Anyway on and on we go.
dreamlot174, excellent post. Important questions, too - all of them - a,b and c. Except, I would like to point out, that "growing" an economy is not always needed after a certain level of growth; what's needed is to maintain a certain standard of living without having to "grow" any further. Innovation, improvements, yes. Same as a human body after it reaches adulthood. James Hansen's book is on my list to read. Your last message is important too - today, especially - on boxing day.
Gary Indiana
Years ago, I did a contract job for Wisconsin Steel located there. Standing at the top of a cooling tower and looking over the adjacent neiborhood, I realized that there wasn't a blade of grass within sight. The ground was rendered barren.
Pollution-driven climate destabilization.
***
The emissions from human activity have in fact significantly altered the chemistry of Earth's atmosphere, oceans, inland waterways and various soils.
Earth's atmosphere, oceans, inland waterways and soils are rapidly losing the ability to process the waste generated by human activity. In other words, we are now generating more waste than our life-support systems' self-cleansing mechanisms can keep up with.
In other words, we have altered the chemistry of our life-support systems.

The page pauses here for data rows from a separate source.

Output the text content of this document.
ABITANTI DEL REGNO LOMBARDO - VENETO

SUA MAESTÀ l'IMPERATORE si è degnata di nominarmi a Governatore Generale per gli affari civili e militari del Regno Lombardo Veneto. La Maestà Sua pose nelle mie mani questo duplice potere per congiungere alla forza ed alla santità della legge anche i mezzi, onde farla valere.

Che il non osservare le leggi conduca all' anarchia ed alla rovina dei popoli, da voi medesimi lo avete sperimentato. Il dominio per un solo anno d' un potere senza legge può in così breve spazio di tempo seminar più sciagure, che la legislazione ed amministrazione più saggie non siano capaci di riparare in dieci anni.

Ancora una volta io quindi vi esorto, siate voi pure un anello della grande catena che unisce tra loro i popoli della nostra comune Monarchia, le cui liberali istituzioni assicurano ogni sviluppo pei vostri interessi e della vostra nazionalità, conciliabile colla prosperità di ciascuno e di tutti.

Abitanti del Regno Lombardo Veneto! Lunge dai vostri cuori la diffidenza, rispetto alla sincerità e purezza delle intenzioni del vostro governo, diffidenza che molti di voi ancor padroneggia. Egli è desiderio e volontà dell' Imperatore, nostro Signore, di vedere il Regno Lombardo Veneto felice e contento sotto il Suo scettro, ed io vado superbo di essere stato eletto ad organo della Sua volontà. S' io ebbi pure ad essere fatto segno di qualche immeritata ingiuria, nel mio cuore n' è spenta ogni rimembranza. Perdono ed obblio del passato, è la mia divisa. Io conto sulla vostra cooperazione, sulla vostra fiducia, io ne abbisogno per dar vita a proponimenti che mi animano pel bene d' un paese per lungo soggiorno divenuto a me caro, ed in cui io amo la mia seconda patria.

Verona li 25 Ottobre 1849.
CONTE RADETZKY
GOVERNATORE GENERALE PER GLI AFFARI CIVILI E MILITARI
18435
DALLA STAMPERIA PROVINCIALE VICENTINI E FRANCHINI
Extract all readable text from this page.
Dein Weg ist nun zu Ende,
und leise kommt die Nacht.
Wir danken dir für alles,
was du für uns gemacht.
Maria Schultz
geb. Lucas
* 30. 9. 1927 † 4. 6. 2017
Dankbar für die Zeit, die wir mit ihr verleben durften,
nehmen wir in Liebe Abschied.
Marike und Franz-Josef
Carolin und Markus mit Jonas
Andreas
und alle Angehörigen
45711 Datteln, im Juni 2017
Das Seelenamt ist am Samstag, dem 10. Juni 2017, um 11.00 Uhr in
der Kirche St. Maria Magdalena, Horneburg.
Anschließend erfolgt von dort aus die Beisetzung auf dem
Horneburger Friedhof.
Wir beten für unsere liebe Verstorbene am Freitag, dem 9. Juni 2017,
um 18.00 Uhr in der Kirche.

Speaking only for myself, I do not want to "learn to adapt" to an increasingly sick environment.
I want to be a part of beginning to HEAL it.
Thank you.
The most prolific emitter of greenhouse gases is the burning of coal to produce electricity. This is totally unnecessary.
An economic replacement for this that uses waste heat from the atmosphere (residual solar), from industry, from oceans, lakes and Urban Heat Islands, can be developed with an investment which is less than is spent in one day in Iraq and Afghanistan. It can be ready for widespread deployment in less three years and reduce carbon emitted from fossil-fuel based electricity production by 50% in less than ten years.
Ref: http://vortexengine.ca
Secretary Chu...can you hear me now???
These failed efforts remind me of the League of Nations, except this time the cost of failure won't be a minor scuffle like World War II.
I wonder if deer laying waste to an island ever had such discussions?
"You graze too much"
"You have too many fawns"
"Let the wolves take care of it"
"We'll move to another island"
"It's all a hoax"
...cut to randomly-scattered antlers and skeletons...
Very cool, funny way to present the situation. I think Molly Ivins would have approved.